Fellini appare per la prima volta sullo schermo, in una brevissima sequenza del terzo episodio.[4]
In questa pellicola fa la prima apparizione della sua lunga e fortunata carriera una giovanissima Giulietta Masina, all'epoca già moglie di Fellini, con una breve comparsa nella parte di una donna che scende le scale; anche Carlo Pisacane appare in una piccola parte nell'episodio siciliano.
A Maiori, in provincia di Salerno, si svolsero le riprese dell'episodio siciliano, tra le mura della Torre normanna, e dell'episodio emiliano, all'interno di un convento; di Maiori inoltre è il bambino dell'episodio di Napoli, Alfonso Bovino, che venne scelto da Rossellini stesso dopo averlo visto sul set.
Dopo l'anteprima mondiale al Festival di Venezia del 1946 il 18 settembre, il film uscì nelle sale cinematografiche italiane il 7 marzo dell'anno successivo, mentre in Francia il 26 settembre e negli Stati Uniti il 29 marzo 1948.[5]
Il film fin da subito si rivelò un grande successo, guadagnando solo in Italia oltre 100.300.000 di lire risultando il settimo maggior incasso dell'anno in Italia, e arrivando a circa 1,4 milioni di dollari negli Stati Uniti, cifra molto alta per l'epoca.[6]
Paisà ha quasi esclusivamente ricevuto recensioni molto positive, come le seguenti:
«Paisà sacrifica la rappresentazione individuale al quadro d'insieme: la somma di esperienze, la loro disposizione, il senso di un itinerario geografico diventano vera e propria risalita morale, testimonianza di un riscatto collettivo.[7]»
«Paradossalmente, proprio un film a episodi scollegati tra loro, finisce per rappresentare l'opera più unitaria del regista. Peraltro un filo comune è costituito dalle vicende belliche e dagli inserti di attualità che si inframezzano tra un evento ed un altro. È lo stile delle immagini, l'occhio del regista pietoso ma anche fermo che forma un insieme compatto.[8]»

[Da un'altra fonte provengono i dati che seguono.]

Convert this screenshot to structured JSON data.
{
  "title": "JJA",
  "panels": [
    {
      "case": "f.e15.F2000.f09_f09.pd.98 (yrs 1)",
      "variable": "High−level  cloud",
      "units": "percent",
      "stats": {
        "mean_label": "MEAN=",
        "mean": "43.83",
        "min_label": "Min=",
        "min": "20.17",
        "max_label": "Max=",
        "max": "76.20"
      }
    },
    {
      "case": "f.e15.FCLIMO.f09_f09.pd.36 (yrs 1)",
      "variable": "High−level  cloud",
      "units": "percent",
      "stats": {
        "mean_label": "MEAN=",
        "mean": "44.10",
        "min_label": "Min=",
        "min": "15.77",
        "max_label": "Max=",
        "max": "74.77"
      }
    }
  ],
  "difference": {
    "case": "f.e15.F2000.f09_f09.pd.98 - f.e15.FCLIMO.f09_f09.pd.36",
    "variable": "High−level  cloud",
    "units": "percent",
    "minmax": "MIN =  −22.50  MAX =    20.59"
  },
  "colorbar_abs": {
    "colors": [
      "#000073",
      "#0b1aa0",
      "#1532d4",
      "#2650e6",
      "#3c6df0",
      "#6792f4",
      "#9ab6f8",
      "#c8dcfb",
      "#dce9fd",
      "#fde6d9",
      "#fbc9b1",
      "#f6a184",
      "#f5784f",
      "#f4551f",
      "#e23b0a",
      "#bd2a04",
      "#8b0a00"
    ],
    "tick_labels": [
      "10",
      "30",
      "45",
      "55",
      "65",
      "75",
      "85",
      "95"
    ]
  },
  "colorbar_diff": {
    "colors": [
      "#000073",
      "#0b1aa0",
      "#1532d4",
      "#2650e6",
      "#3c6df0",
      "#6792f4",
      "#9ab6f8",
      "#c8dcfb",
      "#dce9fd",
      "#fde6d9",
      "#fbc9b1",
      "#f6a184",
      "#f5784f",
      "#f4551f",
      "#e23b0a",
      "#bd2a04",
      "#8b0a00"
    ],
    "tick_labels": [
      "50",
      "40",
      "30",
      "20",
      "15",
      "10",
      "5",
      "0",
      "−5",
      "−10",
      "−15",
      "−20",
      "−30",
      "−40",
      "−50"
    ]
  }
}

«L'ideologia di Rossellini è ispirata a un umanitarismo e un animismo un po' generico (vedi il quinto episodio), ma la sua visione della vita è tragica e asciutta, e la capacità di cogliere e sintetizzare la realtà è unica. La spoglia commozione, i rari momenti di sorriso, la durezza non conciliatoria del finale ne fanno un film indimenticabile e imprescindibile nella nostra storia culturale.[9]»
Per il New York Times, Bosley Crowther apprezzò senza indugio il film, scrivendo:
«È davvero una pietra miliare delle emozioni sullo schermo. È inutile aggiungere spiegazioni, in termini familiari e concreti, sul suo tema e sulla sua natura, perché non è un film ordinario, né nella forma né nella costruzione drammatica né in ciò che ha da dire: è ufficialmente l'antitesi del classico 'film narrativo' e moralista. Finalmente è arrivata la svolta! ma bando alle ciance: questo è un film da vedere e rivedere!.[10]»
Martin Scorsese lo ha poi anche inserito nella lista dei suoi 12 film preferiti di tutti i tempi.[11]